The New York Board of Trade's active coffee contract for September delivery fell 0.45 cents to conclude at 97.25 cents a lb, having dealt from 97.00 to 97.90 cents. Front-month July slid 0.30 cents to 94.95 cents and back months shed 0.35 to 50 cents.
Technical analysts put support for September at 95 cents and resistance at 100 cents. "There was some spec selling but mostly it was switching as people were getting out of July," Rodrigo Courier ad Costa, a coffee trader at Fimat, said on Monday.

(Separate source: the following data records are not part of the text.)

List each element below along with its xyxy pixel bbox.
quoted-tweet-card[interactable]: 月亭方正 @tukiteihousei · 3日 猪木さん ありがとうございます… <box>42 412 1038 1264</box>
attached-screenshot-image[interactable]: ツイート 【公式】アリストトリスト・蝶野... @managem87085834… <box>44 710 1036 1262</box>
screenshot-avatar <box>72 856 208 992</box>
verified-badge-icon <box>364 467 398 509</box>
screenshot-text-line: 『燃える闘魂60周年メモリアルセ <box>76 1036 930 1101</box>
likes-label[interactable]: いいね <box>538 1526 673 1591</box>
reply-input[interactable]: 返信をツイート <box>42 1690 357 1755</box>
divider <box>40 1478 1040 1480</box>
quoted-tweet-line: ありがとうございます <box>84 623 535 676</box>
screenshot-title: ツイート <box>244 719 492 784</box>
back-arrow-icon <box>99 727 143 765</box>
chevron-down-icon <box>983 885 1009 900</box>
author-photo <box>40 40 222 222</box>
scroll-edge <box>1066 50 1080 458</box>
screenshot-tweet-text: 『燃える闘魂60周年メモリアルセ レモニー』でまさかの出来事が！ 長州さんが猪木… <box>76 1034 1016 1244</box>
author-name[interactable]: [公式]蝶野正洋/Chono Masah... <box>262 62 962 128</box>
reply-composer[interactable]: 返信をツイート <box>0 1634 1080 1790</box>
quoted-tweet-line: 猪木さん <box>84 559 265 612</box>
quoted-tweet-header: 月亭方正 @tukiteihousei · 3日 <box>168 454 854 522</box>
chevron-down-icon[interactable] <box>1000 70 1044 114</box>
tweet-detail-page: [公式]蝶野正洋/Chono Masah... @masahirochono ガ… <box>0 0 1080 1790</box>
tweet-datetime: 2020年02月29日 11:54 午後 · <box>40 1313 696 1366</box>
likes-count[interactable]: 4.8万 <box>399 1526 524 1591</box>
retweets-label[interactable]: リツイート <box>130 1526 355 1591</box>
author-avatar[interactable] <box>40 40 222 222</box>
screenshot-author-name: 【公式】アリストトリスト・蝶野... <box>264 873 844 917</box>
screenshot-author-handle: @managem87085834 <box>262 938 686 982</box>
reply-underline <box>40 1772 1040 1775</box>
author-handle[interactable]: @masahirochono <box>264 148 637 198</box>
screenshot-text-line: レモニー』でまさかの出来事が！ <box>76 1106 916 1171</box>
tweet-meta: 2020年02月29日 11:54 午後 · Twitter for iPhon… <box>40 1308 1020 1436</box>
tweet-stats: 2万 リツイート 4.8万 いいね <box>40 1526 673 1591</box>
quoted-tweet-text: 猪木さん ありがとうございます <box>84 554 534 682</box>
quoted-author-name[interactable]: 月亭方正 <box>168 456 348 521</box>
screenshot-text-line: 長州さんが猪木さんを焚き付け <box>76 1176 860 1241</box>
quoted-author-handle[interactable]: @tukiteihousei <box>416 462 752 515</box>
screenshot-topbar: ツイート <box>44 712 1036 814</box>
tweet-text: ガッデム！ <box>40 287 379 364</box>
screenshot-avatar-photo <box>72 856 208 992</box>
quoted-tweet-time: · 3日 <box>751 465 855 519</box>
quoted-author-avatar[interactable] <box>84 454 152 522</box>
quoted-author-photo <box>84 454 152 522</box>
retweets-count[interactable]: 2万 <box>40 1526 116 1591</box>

Non-commercial participants have been rolling out of NYBOT's July contract before the June 22 first notice day for delivery. Traders said the market was also under pressure from a drop in prices of metals right through to grains.
"I look at my screen and everything on it is red," said another dealer. "It's not a situation where people would get too friendly to coffee, although there's reports of some cold weather approaching Brazil which the market's already discounted."
Weather forecaster Meteorlogix predicted on Monday that top coffee grower Brazil would mostly see dryness, with conditions generally favourable for maturing coffee beans. "There is no damaging cold in sight," it said.
The latest long-range forecast "could bring some cooler weather to the (Brazilian) coffee belt during the middle of next week," Meteorlogix said.
"However, no damaging cold is indicated as the jet stream will be split and the core of significant cold air is forecast to move across southern Argentina," it added.
Analysts have said Brazil's new coffee harvest is speeding up, with 20 percent of an estimated 43.5 million 60-kg crop picked by June 7. Brazil's government in April projected the 2006/07 (July/June) crop to grow about 23 percent from the previous season to 40.62 million 60-kg bags, thanks in large part to an upturn in arabica's biennial crop cycle.